A branch on length isn’t free either and would eat somewhat into this already-small gain. It would also be a tad annoying if zero-padding an array changed the result on the nonzeros (though like I argued above, in most situations one doesn’t care either way). In total, I don’t think the effort and extra code is worth the small gain.
Maybe for a small SArray
one could make a case, but otherwise there isn’t a lot of precedent for aggressively optimizing array operations for small sizes. I was mostly pointing this out to remark that invert-and-multiply has artifacts and isn’t always a performance win versus a limited number of divisions.
Although the second branch in __normalize!
is implemented strangely. Maybe rmul!
is faster than .*=
(although it’s not easy to imagine how it could differ significantly) but doing it twice (as in the else
branch) is definitely going to be slower than fusing those loops (while still preserving the order of operations). That could be an okay PR (I would say “good”, but it’s a pretty rare branch).

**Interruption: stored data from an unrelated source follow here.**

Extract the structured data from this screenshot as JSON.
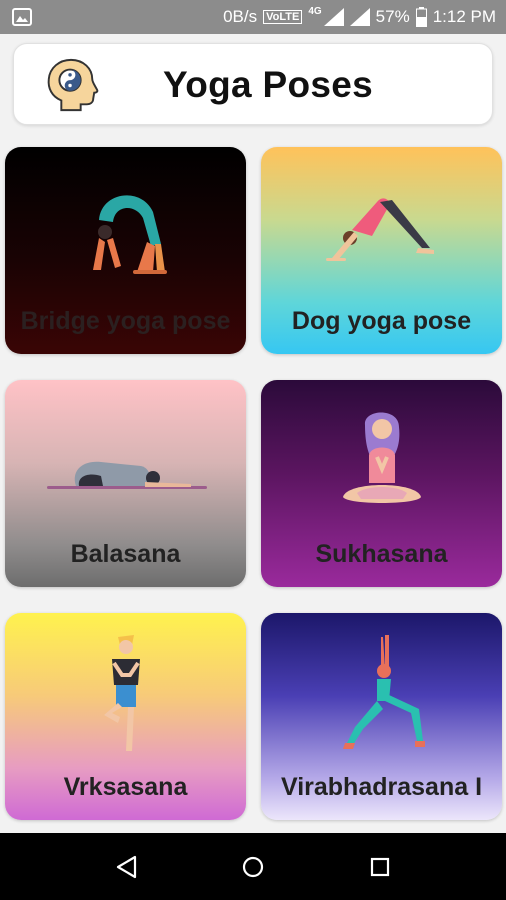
{
  "status_bar": {
    "net_speed": "0B/s",
    "volte": "VoLTE",
    "network_type": "4G",
    "battery": "57%",
    "time": "1:12 PM"
  },
  "header": {
    "title": "Yoga Poses",
    "logo_icon": "mind-yinyang-head-icon"
  },
  "poses": [
    {
      "label": "Bridge yoga pose",
      "icon": "bridge-pose-figure"
    },
    {
      "label": "Dog yoga pose",
      "icon": "downward-dog-figure"
    },
    {
      "label": "Balasana",
      "icon": "child-pose-figure"
    },
    {
      "label": "Sukhasana",
      "icon": "easy-pose-meditation-figure"
    },
    {
      "label": "Vrksasana",
      "icon": "tree-pose-figure"
    },
    {
      "label": "Virabhadrasana I",
      "icon": "warrior-pose-figure"
    }
  ],
  "nav": {
    "back": "back-icon",
    "home": "home-icon",
    "recents": "recents-icon"
  }
}
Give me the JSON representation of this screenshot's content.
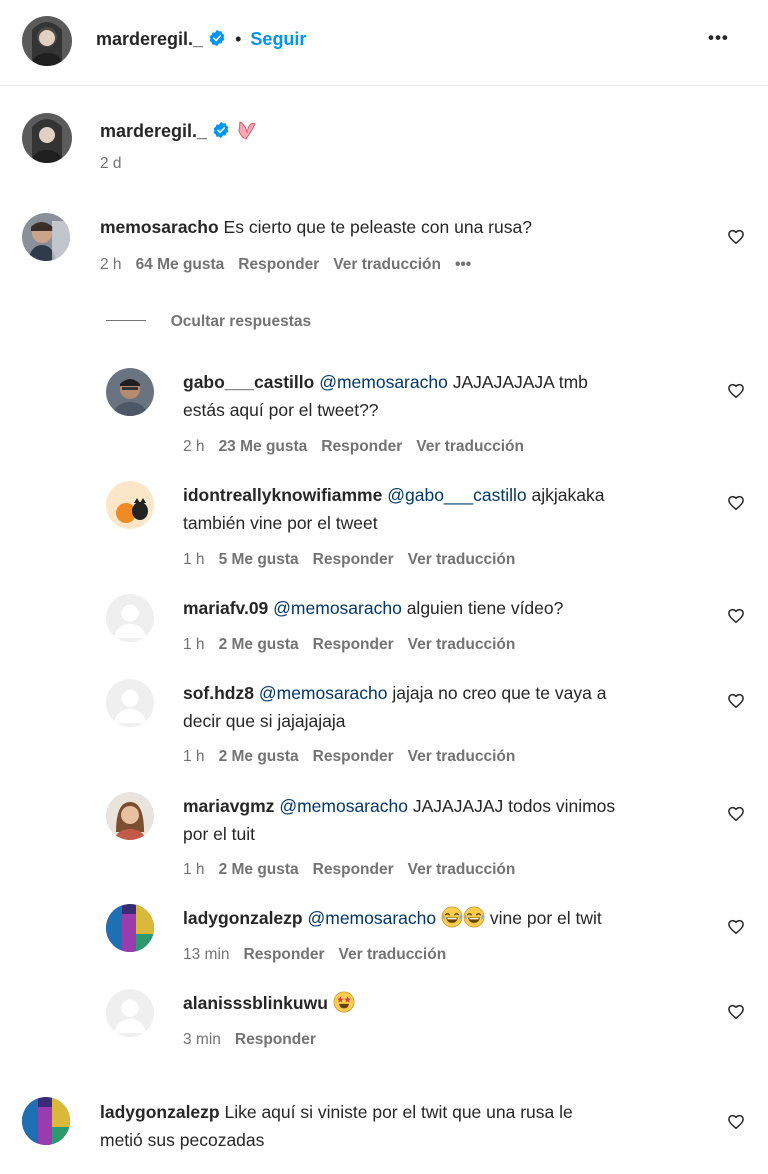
{
  "header": {
    "username": "marderegil._",
    "separator": "•",
    "follow_label": "Seguir",
    "more_label": "•••"
  },
  "post": {
    "username": "marderegil._",
    "time": "2 d"
  },
  "comment": {
    "username": "memosaracho",
    "text": "Es cierto que te peleaste con una rusa?",
    "time": "2 h",
    "likes": "64 Me gusta",
    "reply": "Responder",
    "translate": "Ver traducción",
    "more": "•••"
  },
  "hide_replies": "Ocultar respuestas",
  "replies": [
    {
      "username": "gabo___castillo",
      "mention": "@memosaracho",
      "line1": "JAJAJAJAJA tmb",
      "line2": "estás aquí por el tweet??",
      "time": "2 h",
      "likes": "23 Me gusta",
      "reply": "Responder",
      "translate": "Ver traducción"
    },
    {
      "username": "idontreallyknowifiamme",
      "mention": "@gabo___castillo",
      "line1": "ajkjakaka",
      "line2": "también vine por el tweet",
      "time": "1 h",
      "likes": "5 Me gusta",
      "reply": "Responder",
      "translate": "Ver traducción"
    },
    {
      "username": "mariafv.09",
      "mention": "@memosaracho",
      "line1": "alguien tiene vídeo?",
      "time": "1 h",
      "likes": "2 Me gusta",
      "reply": "Responder",
      "translate": "Ver traducción"
    },
    {
      "username": "sof.hdz8",
      "mention": "@memosaracho",
      "line1": "jajaja no creo que te vaya a",
      "line2": "decir que si jajajajaja",
      "time": "1 h",
      "likes": "2 Me gusta",
      "reply": "Responder",
      "translate": "Ver traducción"
    },
    {
      "username": "mariavgmz",
      "mention": "@memosaracho",
      "line1": "JAJAJAJAJ todos vinimos",
      "line2": "por el tuit",
      "time": "1 h",
      "likes": "2 Me gusta",
      "reply": "Responder",
      "translate": "Ver traducción"
    },
    {
      "username": "ladygonzalezp",
      "mention": "@memosaracho",
      "line1": "vine por el twit",
      "time": "13 min",
      "reply": "Responder",
      "translate": "Ver traducción"
    },
    {
      "username": "alanisssblinkuwu",
      "time": "3 min",
      "reply": "Responder"
    }
  ],
  "last_comment": {
    "username": "ladygonzalezp",
    "line1": "Like aquí si viniste por el twit que una rusa le",
    "line2": "metió sus pecozadas"
  },
  "colors": {
    "link": "#0095f6",
    "mention": "#00376b",
    "meta": "#737373",
    "verified": "#0095f6"
  },
  "icons": {
    "verified": "verified-badge-icon",
    "heart": "heart-outline-icon",
    "more": "more-horizontal-icon"
  }
}
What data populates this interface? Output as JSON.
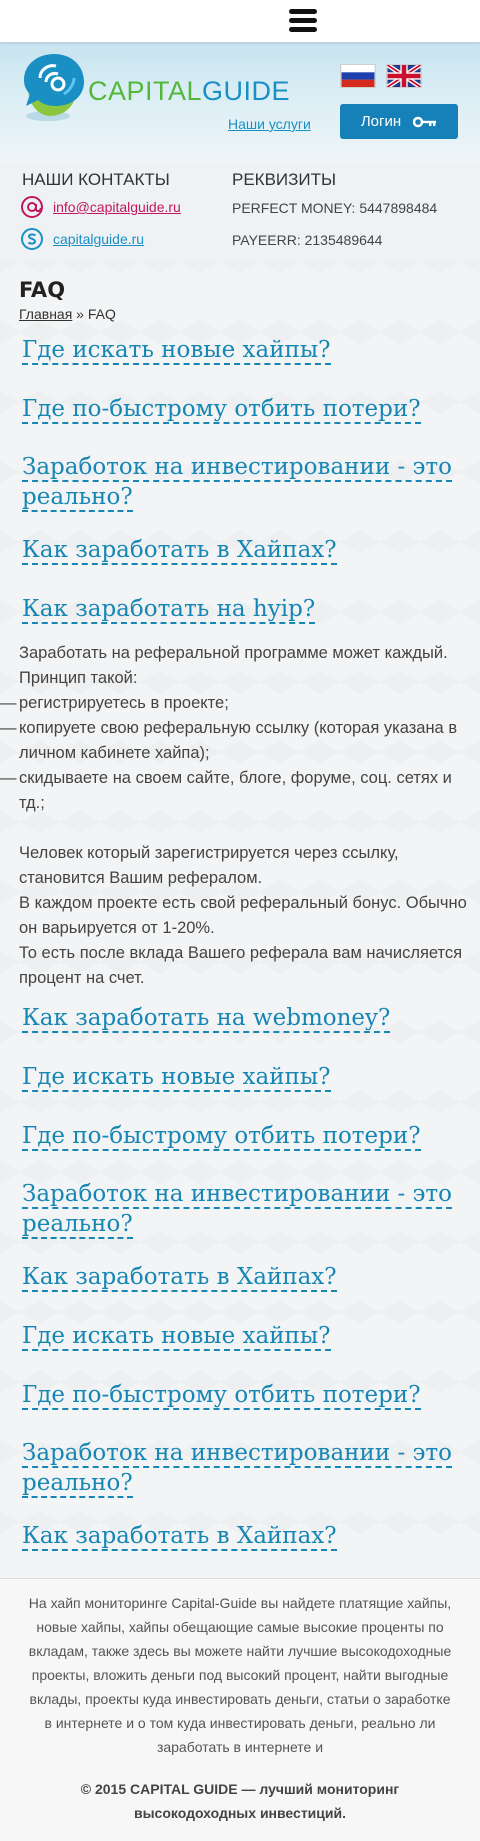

The place where I first noticed this is in the complex division case I hinted at above. Our current implementation uses an invert-and-multiply which, in my testing, was marginally slower than divides. I might have made that PR long ago, but I have slightly bigger ambitions for complex division (fixing the x/x != 1
cases, which is tough without measurably reducing the performance) that I might get back to some day.
1 Like
Or messing with AD, I guess.
You are right about optimizing the small case, I don’t think it is worth it.